En Japón ocurrió aquel incidente con Ollie, y luego llegó ese impulso tan necesario en Buenos Aires el domingo 26 de abril. El chico del norte de esa gran ciudad trajo de vuelta la F1 a sus compatriotas como parte de su propio espectáculo itinerante, patrocinado por Mercado Libre, Franco Colapinto Road Show .
Se calcula que unas 600.000 personas se congregaron a la sombra del Monumento de los Españoles para verlo convertirse en el primero de su país en exhibir un coche de Fórmula 1 en las calles de la capital.

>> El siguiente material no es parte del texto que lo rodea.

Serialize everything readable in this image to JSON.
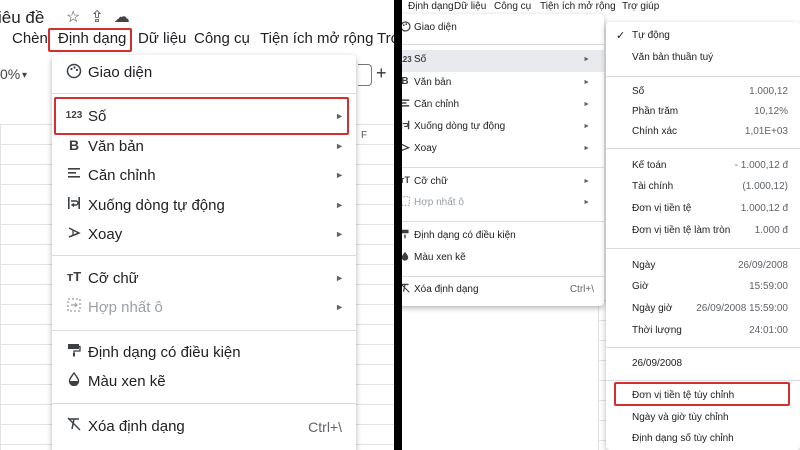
{
  "left": {
    "doc_title": "iêu đề",
    "toolbar_icons": {
      "star": "☆",
      "folder": "⇪",
      "cloud": "☁"
    },
    "menubar": [
      {
        "label": "Chèn"
      },
      {
        "label": "Định dạng"
      },
      {
        "label": "Dữ liệu"
      },
      {
        "label": "Công cụ"
      },
      {
        "label": "Tiện ích mở rộng"
      },
      {
        "label": "Trợ"
      }
    ],
    "zoom": "0%",
    "zoom_arrow": "▾",
    "plus": "+",
    "column_f": "F",
    "menu": {
      "theme": {
        "label": "Giao diện",
        "icon": "palette-icon"
      },
      "number": {
        "label": "Số",
        "icon": "123",
        "arrow": "►"
      },
      "text": {
        "label": "Văn bản",
        "icon": "B",
        "arrow": "►"
      },
      "align": {
        "label": "Căn chỉnh",
        "icon": "align-icon",
        "arrow": "►"
      },
      "wrap": {
        "label": "Xuống dòng tự động",
        "icon": "wrap-icon",
        "arrow": "►"
      },
      "rotate": {
        "label": "Xoay",
        "icon": "rotate-icon",
        "arrow": "►"
      },
      "fontsize": {
        "label": "Cỡ chữ",
        "icon": "тT",
        "arrow": "►"
      },
      "merge": {
        "label": "Hợp nhất ô",
        "icon": "merge-icon",
        "arrow": "►"
      },
      "conditional": {
        "label": "Định dạng có điều kiện",
        "icon": "paint-roller-icon"
      },
      "alternating": {
        "label": "Màu xen kẽ",
        "icon": "droplet-icon"
      },
      "clear": {
        "label": "Xóa định dạng",
        "icon": "clear-format-icon",
        "shortcut": "Ctrl+\\"
      }
    }
  },
  "right": {
    "menubar": [
      {
        "label": "Định dạng"
      },
      {
        "label": "Dữ liệu"
      },
      {
        "label": "Công cụ"
      },
      {
        "label": "Tiện ích mở rộng"
      },
      {
        "label": "Trợ giúp"
      }
    ],
    "menu": {
      "theme": {
        "label": "Giao diện"
      },
      "number": {
        "label": "Số",
        "icon": "123",
        "arrow": "►"
      },
      "text": {
        "label": "Văn bản",
        "icon": "B",
        "arrow": "►"
      },
      "align": {
        "label": "Căn chỉnh",
        "arrow": "►"
      },
      "wrap": {
        "label": "Xuống dòng tự động",
        "arrow": "►"
      },
      "rotate": {
        "label": "Xoay",
        "arrow": "►"
      },
      "fontsize": {
        "label": "Cỡ chữ",
        "icon": "тT",
        "arrow": "►"
      },
      "merge": {
        "label": "Hợp nhất ô",
        "arrow": "►"
      },
      "conditional": {
        "label": "Định dạng có điều kiện"
      },
      "alternating": {
        "label": "Màu xen kẽ"
      },
      "clear": {
        "label": "Xóa định dạng",
        "shortcut": "Ctrl+\\"
      }
    },
    "submenu": {
      "check": "✓",
      "auto": {
        "label": "Tự động"
      },
      "plain": {
        "label": "Văn bản thuần tuý"
      },
      "number": {
        "label": "Số",
        "value": "1.000,12"
      },
      "percent": {
        "label": "Phần trăm",
        "value": "10,12%"
      },
      "scientific": {
        "label": "Chính xác",
        "value": "1,01E+03"
      },
      "accounting": {
        "label": "Kế toán",
        "value": "- 1.000,12 đ"
      },
      "financial": {
        "label": "Tài chính",
        "value": "(1.000,12)"
      },
      "currency": {
        "label": "Đơn vị tiền tệ",
        "value": "1.000,12 đ"
      },
      "currency_rounded": {
        "label": "Đơn vị tiền tệ làm tròn",
        "value": "1.000 đ"
      },
      "date": {
        "label": "Ngày",
        "value": "26/09/2008"
      },
      "time": {
        "label": "Giờ",
        "value": "15:59:00"
      },
      "datetime": {
        "label": "Ngày giờ",
        "value": "26/09/2008 15:59:00"
      },
      "duration": {
        "label": "Thời lượng",
        "value": "24:01:00"
      },
      "custom_date": {
        "label": "26/09/2008"
      },
      "custom_currency": {
        "label": "Đơn vị tiền tệ tùy chỉnh"
      },
      "custom_datetime": {
        "label": "Ngày và giờ tùy chỉnh"
      },
      "custom_number": {
        "label": "Định dạng số tùy chỉnh"
      }
    }
  },
  "colors": {
    "highlight": "#d32f2f",
    "selected_row": "#e8eaed",
    "divider": "#000000"
  }
}
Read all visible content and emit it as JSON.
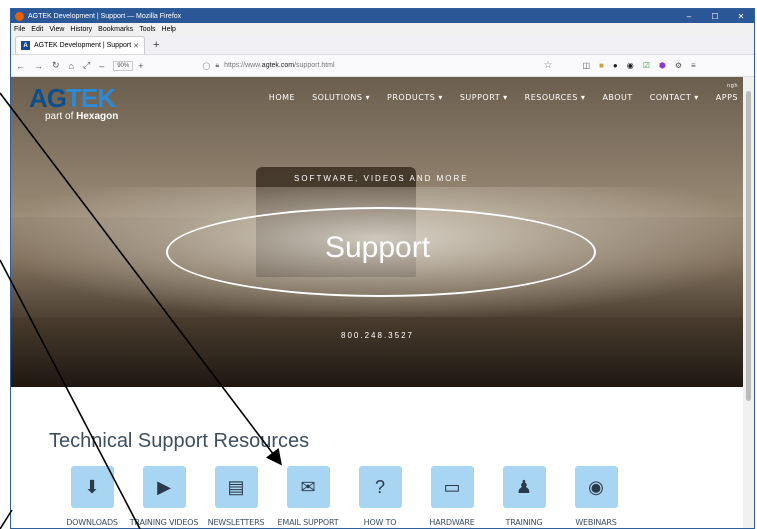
{
  "window": {
    "title": "AGTEK Development | Support — Mozilla Firefox"
  },
  "menu": [
    "File",
    "Edit",
    "View",
    "History",
    "Bookmarks",
    "Tools",
    "Help"
  ],
  "tab": {
    "label": "AGTEK Development | Support",
    "favicon": "A"
  },
  "nav": {
    "zoom": "90%",
    "url_prefix": "https://www.",
    "url_domain": "agtek.com",
    "url_path": "/support.html"
  },
  "site": {
    "logo_ag": "AG",
    "logo_tek": "TEK",
    "logo_sub_pre": "part of ",
    "logo_sub_brand": "Hexagon",
    "lang": "ngh",
    "nav_items": [
      "HOME",
      "SOLUTIONS ▾",
      "PRODUCTS ▾",
      "SUPPORT ▾",
      "RESOURCES ▾",
      "ABOUT",
      "CONTACT ▾",
      "APPS"
    ]
  },
  "hero": {
    "tagline": "SOFTWARE, VIDEOS AND MORE",
    "title": "Support",
    "phone": "800.248.3527"
  },
  "section": {
    "title": "Technical Support Resources"
  },
  "resources": [
    {
      "label": "DOWNLOADS",
      "icon": "download-icon",
      "glyph": "⬇"
    },
    {
      "label": "TRAINING VIDEOS",
      "icon": "video-icon",
      "glyph": "▶"
    },
    {
      "label": "NEWSLETTERS",
      "icon": "newsletter-icon",
      "glyph": "▤"
    },
    {
      "label": "EMAIL SUPPORT",
      "icon": "email-icon",
      "glyph": "✉"
    },
    {
      "label": "HOW TO",
      "icon": "howto-icon",
      "glyph": "?"
    },
    {
      "label": "HARDWARE",
      "icon": "monitor-icon",
      "glyph": "▭"
    },
    {
      "label": "TRAINING",
      "icon": "trainer-icon",
      "glyph": "♟"
    },
    {
      "label": "WEBINARS",
      "icon": "webinar-icon",
      "glyph": "◉"
    }
  ],
  "colors": {
    "titlebar": "#2b5797",
    "brand_dark": "#0d4f8b",
    "brand_light": "#2d8ad6",
    "icon_bg": "#a8d5f2"
  }
}
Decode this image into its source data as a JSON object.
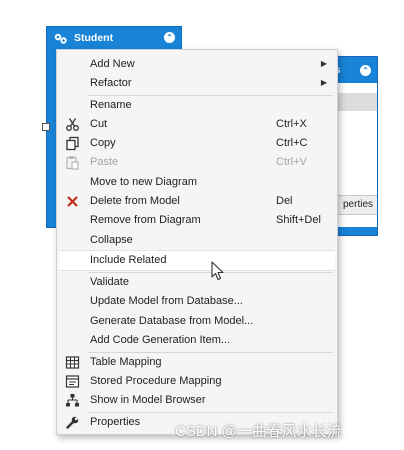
{
  "student_entity": {
    "title": "Student",
    "toggle": "⌃",
    "icon": "entity-icon"
  },
  "address_entity": {
    "title_fragment": "ess",
    "toggle": "⌃",
    "nav_fragment": "perties"
  },
  "menu": {
    "items": [
      {
        "label": "Add New",
        "submenu": true,
        "icon": null
      },
      {
        "label": "Refactor",
        "submenu": true,
        "icon": null
      },
      {
        "label": "Rename",
        "icon": null
      },
      {
        "label": "Cut",
        "shortcut": "Ctrl+X",
        "icon": "scissors-icon"
      },
      {
        "label": "Copy",
        "shortcut": "Ctrl+C",
        "icon": "copy-icon"
      },
      {
        "label": "Paste",
        "shortcut": "Ctrl+V",
        "icon": "paste-icon",
        "disabled": true
      },
      {
        "label": "Move to new Diagram",
        "icon": null
      },
      {
        "label": "Delete from Model",
        "shortcut": "Del",
        "icon": "delete-x-icon"
      },
      {
        "label": "Remove from Diagram",
        "shortcut": "Shift+Del",
        "icon": null
      },
      {
        "label": "Collapse",
        "icon": null
      },
      {
        "label": "Include Related",
        "icon": null,
        "hover": true
      },
      {
        "label": "Validate",
        "icon": null
      },
      {
        "label": "Update Model from Database...",
        "icon": null
      },
      {
        "label": "Generate Database from Model...",
        "icon": null
      },
      {
        "label": "Add Code Generation Item...",
        "icon": null
      },
      {
        "label": "Table Mapping",
        "icon": "table-mapping-icon"
      },
      {
        "label": "Stored Procedure Mapping",
        "icon": "stored-procedure-icon"
      },
      {
        "label": "Show in Model Browser",
        "icon": "model-browser-icon"
      },
      {
        "label": "Properties",
        "icon": "wrench-icon"
      }
    ]
  },
  "watermark": "CSDN @一曲春风水长流",
  "colors": {
    "accent": "#1883d7",
    "menu_bg": "#f5f5f5",
    "delete_red": "#c42b1c"
  }
}
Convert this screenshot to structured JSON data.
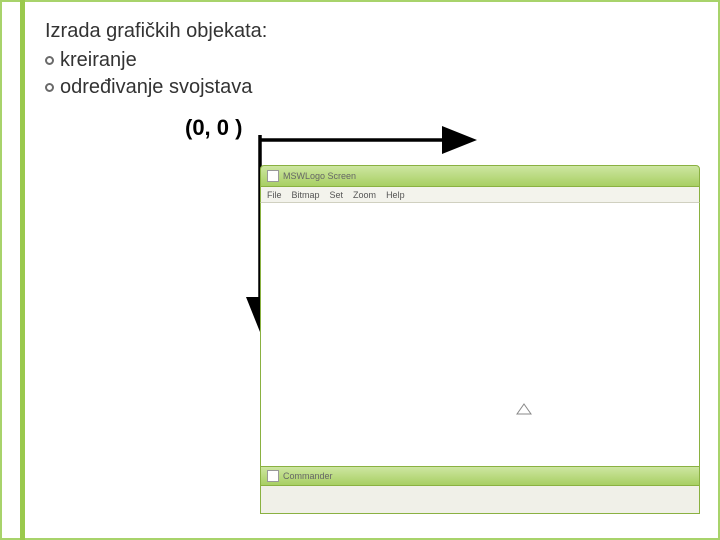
{
  "heading": "Izrada grafičkih objekata:",
  "bullets": [
    "kreiranje",
    "određivanje svojstava"
  ],
  "origin_label": "(0, 0 )",
  "window": {
    "title": "MSWLogo Screen",
    "menu": [
      "File",
      "Bitmap",
      "Set",
      "Zoom",
      "Help"
    ],
    "commander_title": "Commander"
  }
}
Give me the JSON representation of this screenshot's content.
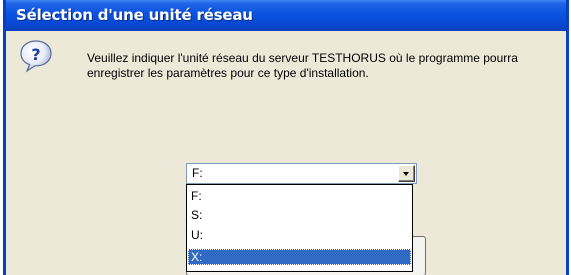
{
  "dialog": {
    "title": "Sélection d'une unité réseau",
    "message": "Veuillez indiquer l'unité réseau du serveur TESTHORUS où le programme pourra enregistrer les paramètres pour ce type d'installation.",
    "icon": "question-icon"
  },
  "drive_select": {
    "selected_value": "F:",
    "options": [
      "F:",
      "S:",
      "U:",
      "X:"
    ],
    "highlighted_option": "X:"
  },
  "colors": {
    "title_bar": "#0a53e0",
    "window_border": "#0b3fc2",
    "dialog_background": "#ece9d8",
    "selection_highlight": "#316ac5"
  }
}
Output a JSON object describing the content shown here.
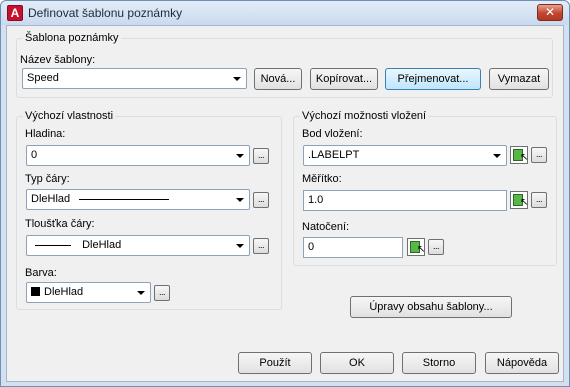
{
  "window": {
    "title": "Definovat šablonu poznámky",
    "close_glyph": "✕"
  },
  "template_group": {
    "title": "Šablona poznámky",
    "name_label": "Název šablony:",
    "name_value": "Speed",
    "buttons": {
      "new": "Nová...",
      "copy": "Kopírovat...",
      "rename": "Přejmenovat...",
      "delete": "Vymazat"
    }
  },
  "defaults_group": {
    "title": "Výchozí vlastnosti",
    "layer_label": "Hladina:",
    "layer_value": "0",
    "linetype_label": "Typ čáry:",
    "linetype_value": "DleHlad",
    "lineweight_label": "Tloušťka čáry:",
    "lineweight_value": "DleHlad",
    "color_label": "Barva:",
    "color_value": "DleHlad",
    "ellipsis": "..."
  },
  "insert_group": {
    "title": "Výchozí možnosti vložení",
    "insertion_point_label": "Bod vložení:",
    "insertion_point_value": ".LABELPT",
    "scale_label": "Měřítko:",
    "scale_value": "1.0",
    "rotation_label": "Natočení:",
    "rotation_value": "0",
    "edit_content_button": "Úpravy obsahu šablony...",
    "cursor_glyph": "↖"
  },
  "footer": {
    "apply": "Použít",
    "ok": "OK",
    "cancel": "Storno",
    "help": "Nápověda"
  },
  "colors": {
    "accent": "#3c7fb1",
    "title_bg": "#c9daee",
    "color_swatch": "#000000",
    "close_red": "#c2452f"
  },
  "icons": {
    "app": "autocad-app-icon",
    "pick": "pick-point-icon"
  }
}
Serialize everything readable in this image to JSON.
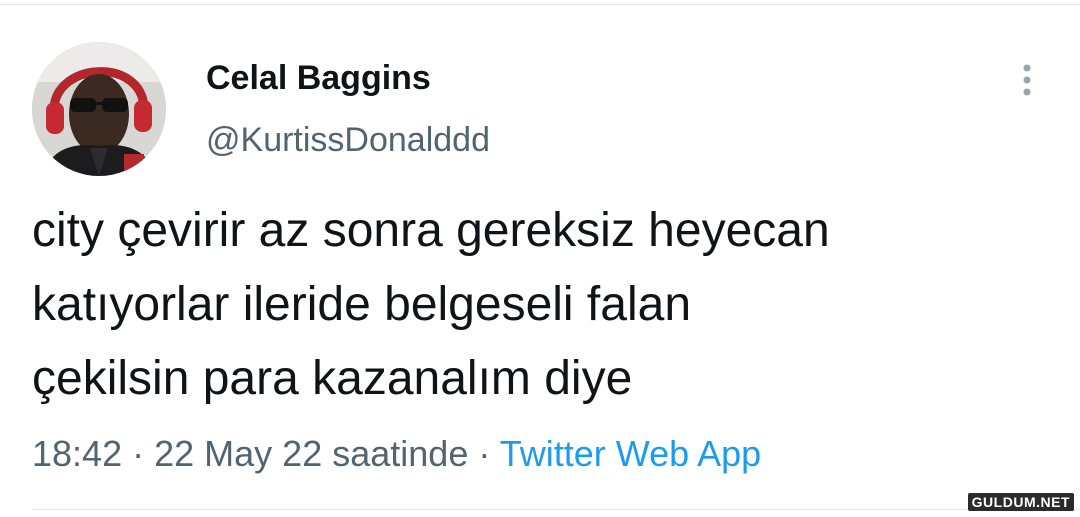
{
  "tweet": {
    "author_name": "Celal Baggins",
    "author_handle": "@KurtissDonalddd",
    "text": "city çevirir az sonra gereksiz heyecan\nkatıyorlar ileride belgeseli falan\nçekilsin para kazanalım diye",
    "time": "18:42",
    "separator": "·",
    "date_text": "22 May 22 saatinde",
    "source": "Twitter Web App",
    "icons": {
      "more": "more-vertical-icon",
      "avatar": "profile-avatar"
    },
    "colors": {
      "text": "#0f1419",
      "secondary": "#536471",
      "link": "#1d9bf0"
    }
  },
  "watermark": {
    "text": "GULDUM.NET"
  }
}
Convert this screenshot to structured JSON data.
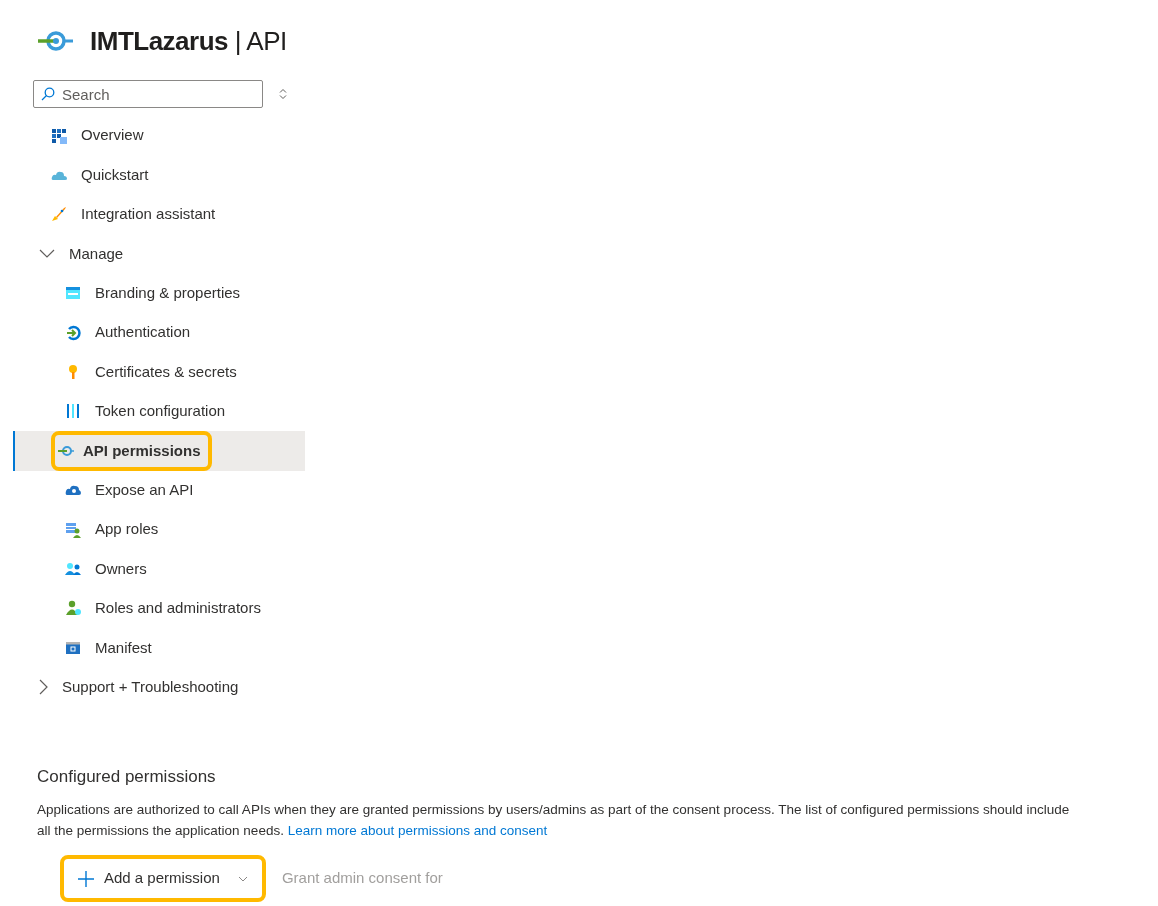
{
  "header": {
    "title": "IMTLazarus",
    "subtitle": "| API"
  },
  "search": {
    "placeholder": "Search"
  },
  "nav": [
    {
      "kind": "link",
      "label": "Overview",
      "selected": false
    },
    {
      "kind": "link",
      "label": "Quickstart",
      "selected": false
    },
    {
      "kind": "link",
      "label": "Integration assistant",
      "selected": false
    },
    {
      "kind": "group",
      "label": "Manage",
      "expanded": true,
      "children": [
        {
          "label": "Branding & properties",
          "selected": false,
          "highlighted": false
        },
        {
          "label": "Authentication",
          "selected": false,
          "highlighted": false
        },
        {
          "label": "Certificates & secrets",
          "selected": false,
          "highlighted": false
        },
        {
          "label": "Token configuration",
          "selected": false,
          "highlighted": false
        },
        {
          "label": "API permissions",
          "selected": true,
          "highlighted": true
        },
        {
          "label": "Expose an API",
          "selected": false,
          "highlighted": false
        },
        {
          "label": "App roles",
          "selected": false,
          "highlighted": false
        },
        {
          "label": "Owners",
          "selected": false,
          "highlighted": false
        },
        {
          "label": "Roles and administrators",
          "selected": false,
          "highlighted": false
        },
        {
          "label": "Manifest",
          "selected": false,
          "highlighted": false
        }
      ]
    },
    {
      "kind": "group",
      "label": "Support + Troubleshooting",
      "expanded": false
    }
  ],
  "section": {
    "title": "Configured permissions",
    "description": "Applications are authorized to call APIs when they are granted permissions by users/admins as part of the consent process. The list of configured permissions should include\nall the permissions the application needs. ",
    "link": "Learn more about permissions and consent"
  },
  "toolbar": [
    {
      "kind": "add",
      "label": "Add a permission",
      "disabled": false,
      "highlighted": true
    },
    {
      "kind": "plain",
      "label": "Grant admin consent for",
      "disabled": true,
      "highlighted": false
    }
  ]
}
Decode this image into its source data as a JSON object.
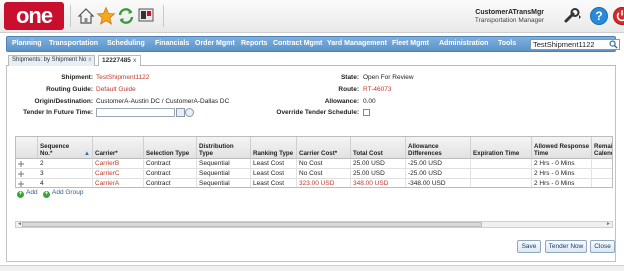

Al volante de un monoplaza de Fórmula 1 E20 de 2012, propulsado por su potente motor V8 atmosférico Renault RS27-2012 de 2.4 litros y pintado con los colores de BWT Alpine, realizó varias vueltas en un circuito de 2 km alrededor de Del Liberator, intercaladas con numerosos derrapes y trompos que deleitaron al público. En todo momento quedó patente que la pasión del país por este deporte sigue tan viva como siempre. Más tarde, como broche de oro, condujo una réplica del aerodinámico Mercedes W196, similar al coche con el que Fangio compitió en Francia y Gran Bretaña cuando el fabricante volvió a participar en las carreras de Gran Premio a mediados de 1954.
“¡Guau, qué sensación tan increíble poder conducir en casa y, sobre todo, disfrutar del día con tantos aficionados!”, dijo Franco. “Es un momento muy especial para mí poder conducir un coche de Fórmula 1 por las calles de Buenos Aires, sin duda uno de los mejores días de mi vida”.
“El cariño de los fans ha sido increíble; todo este evento es para ellos, y espero que todos se sientan tan increíbles como yo.
"Quiero agradecer especialmente a todos ellos por venir, y también a la hermosa ciudad de Buenos Aires, a Mercado Libre, a todos los patrocinadores que apoyaron este evento y a mis amigos y compañeros del equipo BWT Alpine Formula One Team por ayudar a organizar el Road Show." Como ya se ha mencionado, Miami ofreció su mejor actuación hasta la fecha, clasificándose octavo, por delante de Pierre, y tras ese roce con Lewis, corrió sin problemas hasta conseguir un excelente octavo puesto, que se convirtió en séptimo tras la penalización posterior a la carrera de Charles Leclerc.
Tras ese bajón en 2025, ha recuperado su chispa y el entusiasmo por la Fórmula 1 ha vuelto con fuerza entre los aficionados argentinos.
Es fácil entender por qué alguien con espíritu aventurero podría apostar por el regreso al Parque Almirante Brown para un Gran Premio de Argentina en un futuro no muy lejano, o quizás incluso por un circuito urbano que utilice la zona donde el nuevo héroe deportivo nacional deleitó a sus aficionados de forma tan espectacular hace un par de semanas.